People

People

Current Faculty

Dr. Harshita Mruthinti Kamath is Visweswara Rao and Sita Koppaka Associate Professor in Telugu Culture, Literature and History at Emory University. Her research focuses on the textual and performance traditions of Telugu-speaking South India. Her monograph, Impersonations: The Artifice of Brahmin Masculinity in South Indian Dance (2019) analyzes gender impersonation in the Telugu dance style of Kuchipudi. She has also co-translated the sixteenth-century classical Telugu text Parijatapaharanamu (Theft of a Tree) with Velcheru Narayana Rao, which is published as part of the Murty Classical Library of India (2022). Her next research project focuses on the padams (short lyrical songs) of fifteenth-century Telugu poet Annamayya. Dr. Kamath’s research has been supported by grants from the American Institute of Indian Studies, Fulbright-Hays, American Association of University Women, and National Endowment for the Humanities.

Dr. Gautham Reddy is the South Asian Studies and Religion Librarian at Emory’s Robert W. Woodruff Library. He received his PhD, An Empire of Literary Telugu: Remaking Language and Community in Colonial South India, 1812-1920 (2020) from the University of Chicago’s Department of South Asian Languages and Civilizations. His current research interests include Telugu language and literature, the history of the book in South Asia, colonial modernity, and critical archival studies. He is a member of the Association of Asian Studies, the Committee on South Asian Languages and Documentation, and the South Asia Open Archives. He is managing editor of the recently launched digital journal Maidaanam: Culture, History, and Politics from the Deccan and Southern India.

Graduate Students and Alumni

Aalekhya Malladi received her doctorate in West and South Asian Religions in 2022. Her dissertation titled “Gender, Detachment, and Devotion in the Lives of 18th c. Telugu Poet Vengamamba” explores the texts and the life histories of Telugu devotional poet Vengamamba (1735-1817), who was based in the Vaishnava pilgrimage town of Tirupati. Through her analysis of Vengamamba’s texts, this project conceives of a distinct female perspective on devotion (bhakti) and detachment (vairagya). Dr. Malladi held the Fulbright-Nehru Fellowship in 2019-2020. Prior to her doctoral studies, Dr. Malladi received a BA in Comparative Literature & African, Middle Eastern & South Asian Languages and Literatures from Rutgers University, New Brunswick, and an MA in Middle Eastern, South Asian, and African Studies from Columbia University. She is currently Postdoctoral Teaching Fellow affiliated with the Departments of Religion and Anthropology at Oxford College, Emory University.

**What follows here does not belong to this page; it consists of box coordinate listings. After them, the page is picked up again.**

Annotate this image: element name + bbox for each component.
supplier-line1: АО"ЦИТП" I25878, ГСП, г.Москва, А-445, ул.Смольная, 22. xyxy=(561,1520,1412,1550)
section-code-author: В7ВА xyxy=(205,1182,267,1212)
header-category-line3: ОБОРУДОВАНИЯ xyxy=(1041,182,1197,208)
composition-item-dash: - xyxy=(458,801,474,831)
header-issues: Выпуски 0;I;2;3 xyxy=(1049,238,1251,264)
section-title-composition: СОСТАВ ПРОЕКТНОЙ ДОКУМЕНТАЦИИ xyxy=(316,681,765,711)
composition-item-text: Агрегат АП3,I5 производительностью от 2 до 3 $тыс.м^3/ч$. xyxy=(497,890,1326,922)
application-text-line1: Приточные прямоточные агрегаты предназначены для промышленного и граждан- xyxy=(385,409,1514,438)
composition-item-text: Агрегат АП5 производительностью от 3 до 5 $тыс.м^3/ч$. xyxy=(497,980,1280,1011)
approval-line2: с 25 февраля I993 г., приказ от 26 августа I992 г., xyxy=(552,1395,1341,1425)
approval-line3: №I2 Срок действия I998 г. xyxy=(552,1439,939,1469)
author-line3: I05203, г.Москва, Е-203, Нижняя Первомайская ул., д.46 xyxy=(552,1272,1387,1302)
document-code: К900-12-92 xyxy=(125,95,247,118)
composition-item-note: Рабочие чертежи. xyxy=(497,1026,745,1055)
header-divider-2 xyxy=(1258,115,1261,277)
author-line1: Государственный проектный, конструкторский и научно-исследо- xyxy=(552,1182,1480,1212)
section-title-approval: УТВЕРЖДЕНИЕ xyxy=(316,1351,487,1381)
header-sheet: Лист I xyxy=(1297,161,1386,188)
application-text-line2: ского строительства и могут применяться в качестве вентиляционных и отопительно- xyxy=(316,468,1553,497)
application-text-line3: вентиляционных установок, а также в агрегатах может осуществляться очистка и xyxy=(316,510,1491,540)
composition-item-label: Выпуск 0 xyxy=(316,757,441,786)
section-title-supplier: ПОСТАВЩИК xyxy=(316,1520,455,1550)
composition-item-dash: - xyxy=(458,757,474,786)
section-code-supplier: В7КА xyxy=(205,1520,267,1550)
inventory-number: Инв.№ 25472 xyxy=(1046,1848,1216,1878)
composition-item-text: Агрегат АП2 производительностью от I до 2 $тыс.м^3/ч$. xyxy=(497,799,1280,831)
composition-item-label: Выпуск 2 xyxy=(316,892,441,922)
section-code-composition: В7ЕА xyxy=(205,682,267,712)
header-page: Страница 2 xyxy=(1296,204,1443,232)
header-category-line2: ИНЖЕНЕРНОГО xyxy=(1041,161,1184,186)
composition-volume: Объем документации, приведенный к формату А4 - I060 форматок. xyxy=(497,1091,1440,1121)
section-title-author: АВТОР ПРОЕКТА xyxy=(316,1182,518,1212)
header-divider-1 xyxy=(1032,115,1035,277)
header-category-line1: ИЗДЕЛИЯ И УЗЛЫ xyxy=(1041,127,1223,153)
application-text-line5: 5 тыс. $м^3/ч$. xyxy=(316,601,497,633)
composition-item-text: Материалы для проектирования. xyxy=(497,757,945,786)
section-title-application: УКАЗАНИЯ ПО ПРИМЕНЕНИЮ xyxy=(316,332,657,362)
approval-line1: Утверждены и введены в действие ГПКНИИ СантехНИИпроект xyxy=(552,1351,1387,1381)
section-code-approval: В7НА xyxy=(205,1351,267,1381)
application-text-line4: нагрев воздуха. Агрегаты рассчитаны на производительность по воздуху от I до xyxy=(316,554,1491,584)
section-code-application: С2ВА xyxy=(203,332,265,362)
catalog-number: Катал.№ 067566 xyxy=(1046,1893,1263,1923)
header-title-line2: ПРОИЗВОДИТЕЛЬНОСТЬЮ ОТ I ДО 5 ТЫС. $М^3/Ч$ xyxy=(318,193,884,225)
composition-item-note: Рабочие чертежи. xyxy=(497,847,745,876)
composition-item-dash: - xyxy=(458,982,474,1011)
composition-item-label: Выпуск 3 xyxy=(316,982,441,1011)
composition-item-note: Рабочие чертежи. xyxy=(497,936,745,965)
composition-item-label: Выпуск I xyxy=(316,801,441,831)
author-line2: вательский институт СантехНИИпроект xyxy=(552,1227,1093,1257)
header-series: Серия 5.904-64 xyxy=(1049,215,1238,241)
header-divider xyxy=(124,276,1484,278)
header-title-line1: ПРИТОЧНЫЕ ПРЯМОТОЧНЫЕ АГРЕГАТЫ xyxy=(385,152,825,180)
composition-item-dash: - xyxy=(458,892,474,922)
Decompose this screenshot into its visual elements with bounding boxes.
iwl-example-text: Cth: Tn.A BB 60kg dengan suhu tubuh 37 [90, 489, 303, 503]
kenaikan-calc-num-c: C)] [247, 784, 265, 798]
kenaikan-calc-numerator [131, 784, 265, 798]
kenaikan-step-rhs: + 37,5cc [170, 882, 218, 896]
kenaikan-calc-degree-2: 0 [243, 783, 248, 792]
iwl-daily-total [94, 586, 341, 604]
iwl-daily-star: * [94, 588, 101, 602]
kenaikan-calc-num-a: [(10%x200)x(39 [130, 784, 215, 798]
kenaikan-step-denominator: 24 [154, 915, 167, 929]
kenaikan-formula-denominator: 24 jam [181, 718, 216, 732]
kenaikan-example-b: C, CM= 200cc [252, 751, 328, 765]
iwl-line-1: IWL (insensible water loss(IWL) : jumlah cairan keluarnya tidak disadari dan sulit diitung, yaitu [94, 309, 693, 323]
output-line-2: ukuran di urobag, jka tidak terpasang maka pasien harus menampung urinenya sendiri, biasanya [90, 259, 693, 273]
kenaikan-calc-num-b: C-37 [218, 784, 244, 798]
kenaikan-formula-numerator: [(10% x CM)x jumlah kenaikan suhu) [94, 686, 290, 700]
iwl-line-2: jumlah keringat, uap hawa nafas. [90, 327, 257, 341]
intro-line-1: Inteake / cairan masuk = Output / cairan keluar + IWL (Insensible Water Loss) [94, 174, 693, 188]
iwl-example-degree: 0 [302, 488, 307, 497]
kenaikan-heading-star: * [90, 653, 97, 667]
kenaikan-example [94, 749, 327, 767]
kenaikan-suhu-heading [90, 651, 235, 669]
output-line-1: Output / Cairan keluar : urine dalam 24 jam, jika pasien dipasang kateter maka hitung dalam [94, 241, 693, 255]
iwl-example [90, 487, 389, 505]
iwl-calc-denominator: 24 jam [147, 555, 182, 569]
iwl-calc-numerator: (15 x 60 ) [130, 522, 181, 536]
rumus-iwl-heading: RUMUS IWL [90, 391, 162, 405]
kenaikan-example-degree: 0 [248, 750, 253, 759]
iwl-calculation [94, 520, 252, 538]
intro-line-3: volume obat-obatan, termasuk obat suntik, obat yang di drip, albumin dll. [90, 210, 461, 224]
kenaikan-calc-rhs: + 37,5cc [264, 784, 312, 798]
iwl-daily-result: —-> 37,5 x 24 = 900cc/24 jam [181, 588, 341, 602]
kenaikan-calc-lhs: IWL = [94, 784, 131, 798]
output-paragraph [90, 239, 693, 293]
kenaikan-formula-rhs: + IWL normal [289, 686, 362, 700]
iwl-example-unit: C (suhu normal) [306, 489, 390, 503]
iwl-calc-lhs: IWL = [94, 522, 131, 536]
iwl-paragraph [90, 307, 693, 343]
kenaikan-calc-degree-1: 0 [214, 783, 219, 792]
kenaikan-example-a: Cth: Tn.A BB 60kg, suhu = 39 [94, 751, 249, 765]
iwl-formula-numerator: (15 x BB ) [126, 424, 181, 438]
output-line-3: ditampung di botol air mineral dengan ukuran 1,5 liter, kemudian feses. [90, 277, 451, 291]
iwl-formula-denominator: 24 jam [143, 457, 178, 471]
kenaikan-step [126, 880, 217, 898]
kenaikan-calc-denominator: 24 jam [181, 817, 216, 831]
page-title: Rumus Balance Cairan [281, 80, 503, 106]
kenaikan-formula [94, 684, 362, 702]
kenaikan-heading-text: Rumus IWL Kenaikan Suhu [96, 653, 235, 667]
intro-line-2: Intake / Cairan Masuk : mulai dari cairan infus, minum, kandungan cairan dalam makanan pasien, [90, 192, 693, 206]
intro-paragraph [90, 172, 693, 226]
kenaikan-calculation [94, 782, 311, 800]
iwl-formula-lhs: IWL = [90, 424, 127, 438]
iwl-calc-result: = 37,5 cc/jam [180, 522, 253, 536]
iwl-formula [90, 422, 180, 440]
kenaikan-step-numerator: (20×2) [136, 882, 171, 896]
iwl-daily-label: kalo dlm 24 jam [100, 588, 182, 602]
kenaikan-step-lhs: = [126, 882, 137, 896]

Shiva Sai Ram Urella is a doctoral student in West and South Asian Religions. His current doctoral project at Emory focuses on the Oggu Katha tradition and Telangana’s oral-performing community of Ogguvandlu. His research aims to explore the contemporary forms of the tradition to offer an insight into the tradition’s conception of narrative (katha) as a performative expression of a shared oral memory of the community. This project will subsequently explore the tradition’s presence and reception in ritual, “secular,” and political spaces and theorize the entangled forms of caste and regional identity in Telangana. Shiva received a Integrated Masters’ degree in Political Science from University of Hyderabad, India.

Emeritus Faculty

Dr. Joyce Burkhalter Flueckiger joined Emory’s Religion Department in 1992 and retired in 2021. She was instrumental in founding the Telugu Initiative at Emory, in which she remains active, and she continues to work with doctoral students. One goal of her research and teaching has been to bring unwritten traditions—vernacular and everyday religion–into the mainstream of the study of religion. Dr. Flueckiger spent one year in Tirupati, Andhra Pradesh, researching narrative and ritual traditions of the village goddess Gangamma, which resulted in publication of When the World Becomes Female: Possibilities of a South Indian Goddess (2013). She has conducted extensive research in Hyderabad, from which she published a book about a Muslim female healer, In Amma’s Healing Room: Gender & Vernacular Islam in South India (2006) and select chapters of Material Acts in Everyday Hindu Worlds (2020). She has also written about oral traditions, ritual, and materiality in Chhattisgarh and Uttarakhand.

Dr. Velcheru Narayana Rao taught Telugu and Indian literatures for 38 years at the University of Wisconsin-Madison, where he was Krishnadevaraya Professor of Languages and Cultures of Asia. In 2015, he was named the first Visweswara Rao and Sita Koppaka Professor in Telugu Culture, Literature, and History at Emory University, a position which he held until December 2017. Professor Narayana Rao is the author of several books on Telugu Literature and South Indian history including Classical Telugu Poetry: An Anthology, with David Shulman (2002), God On the Hill: Temple Songs from Tirupati, with David Shulman (2005), The Story of Manu, with David Shulman (2015), and Text and Tradition in South India (2016). Most recently, he was awarded the prestigious Sahitya Akademi Award by the Government of India in 2021.